Perez and others came to this decision after reaching out to top operatives from past Democratic presidential campaigns, including Barack Obama’s 2008 and 2012 campaigns and Hillary Clinton’s 2016 campaign, as well as leaders on Capitol Hill like Senate Minority Leader Chuck Schumer and House Minority Leader Nancy Pelosi. Perez also wanted to announce the decision before too many candidates were officially in the presidential race, operatives told CNN. The concern was if the party announced an earlier-than-normal convention while multiple candidates had already stepped into the race, some could complain that the DNC was attempting to cut off the primary early.
Democrats are currently considering eight host cities for their convention: Atlanta; Birmingham, Alabama; Denver; Houston; Miami Beach; Milwaukee; New York; and San Francisco.
Another factor likely motivating the decision to hold the 2020 convention earlier in July than usual is the fact that the 2020 Olympics in Tokyo are scheduled to begin July 24th and last through August 9th. In the past, the party has chosen to schedule their convention for after the Olympics, but one obvious reason for taking the opposite course this time is that it allows them to begin the General Election campaign nearly a month earlier and guarantees that they’ll get more media attention than they otherwise might get in the middle of August after the Olympics have concluded. By picking the nominee earlier, the party will also be able to take advantage of Federal Election Commission rules that prohibit spending on the General Election until after a political party has officially chosen its nominee.
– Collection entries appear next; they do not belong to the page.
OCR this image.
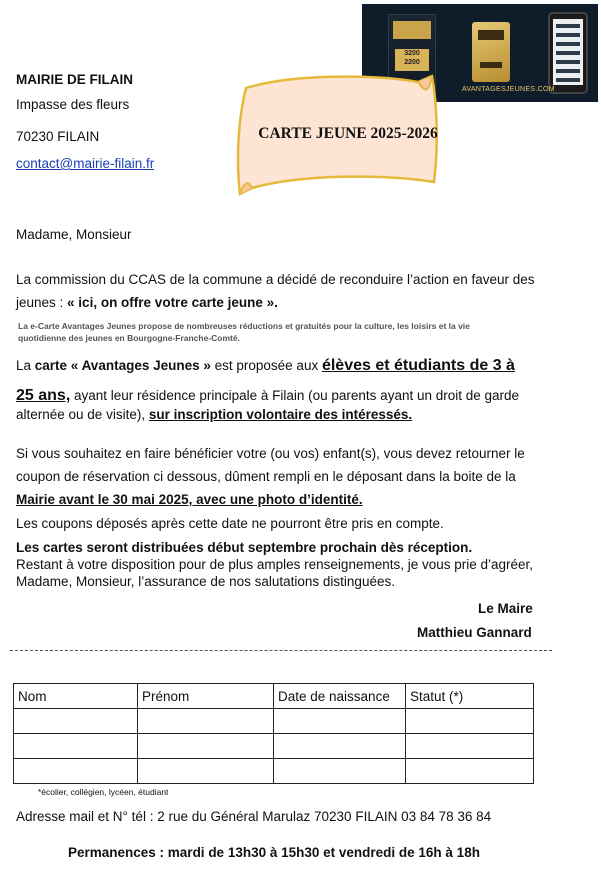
3200
2200
AVANTAGESJEUNES.COM
MAIRIE DE FILAIN
Impasse des fleurs
70230 FILAIN
contact@mairie-filain.fr
CARTE JEUNE 2025-2026
Madame, Monsieur
La commission du CCAS de la commune a décidé de reconduire l’action en faveur des
jeunes : « ici, on offre votre carte jeune ».
La e-Carte Avantages Jeunes propose de nombreuses réductions et gratuités pour la culture, les loisirs et la vie
quotidienne des jeunes en Bourgogne-Franche-Comté.
La carte « Avantages Jeunes » est proposée aux élèves et étudiants de 3 à
25 ans, ayant leur résidence principale à Filain (ou parents ayant un droit de garde
alternée ou de visite), sur inscription volontaire des intéressés.
Si vous souhaitez en faire bénéficier votre (ou vos) enfant(s), vous devez retourner le
coupon de réservation ci dessous, dûment rempli en le déposant dans la boite de la
Mairie avant le 30 mai 2025, avec une photo d’identité.
Les coupons déposés après cette date ne pourront être pris en compte.
Les cartes seront distribuées début septembre prochain dès réception.
Restant à votre disposition pour de plus amples renseignements, je vous prie d’agréer,
Madame, Monsieur, l’assurance de nos salutations distinguées.
Le Maire
Matthieu Gannard
Nom	Prénom	Date de naissance	Statut (*)

*écolier, collégien, lycéen, étudiant
Adresse mail et N° tél : 2 rue du Général Marulaz 70230 FILAIN 03 84 78 36 84
Permanences : mardi de 13h30 à 15h30 et vendredi de 16h à 18h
While it will be difficult to purchase airtime during Olympic broadcasts at such a late date, this also leaves open the possibility of running ads during what will no doubt be a time when many people will be watching television.
As for Republicans, the details for their convention are somewhat less settled. So far at least, it doesn’t appear that the Republican National Committee has chosen a date for the convention, so it’s unclear if it will be held before the Democratic convention or afterward, which would effectively mean that it would have to be held sometime in August after the Olympics are over. It’s also unclear where the convention might be held. In May, it was reported that there were few cities interested in submitting bids for the Republican National Convention. At the moment, the only cities that have been mentioned are Las Vegas, Charlotte, Dallas, and San Antonio. At present, it is unclear when we’ll get further details on the Republican Party’s plans.
In the GOP’s case, of course, it seems clear that the race for the nomination will be fairly uneventful unless we face the seemingly unlikely prospect that President Trump declines to run for a second term. There has been some talk of a challenge from the likes of Arizona Senator Jeff Flake, Ohio Governor John Kasich, or Nebraska Senator Ben Sasse, but absent some significant political earthquake it’s unlikely that such a challenge would prove successful or even noteworthy. On the Democratic side, though, the fight for the nomination is likely to be far more open-ended. This will be the third time since 2008, and the fourth time this century, that there has been an open fight for the nomination. Unlike the battles in 2004, 2008, and 2016, though, there doesn’t appear at this time to be a single frontrunner that could dominate the race in the way that John Kerry, Barack Obama, and Hillary Clinton did. As a result, the list of potential candidates is quite large and ranges all the way from older candidates like Senators Elizabeth Warren and Bernie Sanders and former Vice-President Joe Biden to younger candidates such as Senators Kamala Harris and Cory Booker. No doubt, things will get clearer after the midterms, but the announcement of a date for the convention should remind us that the 2020 election will begin almost as soon as the 2018 races are over.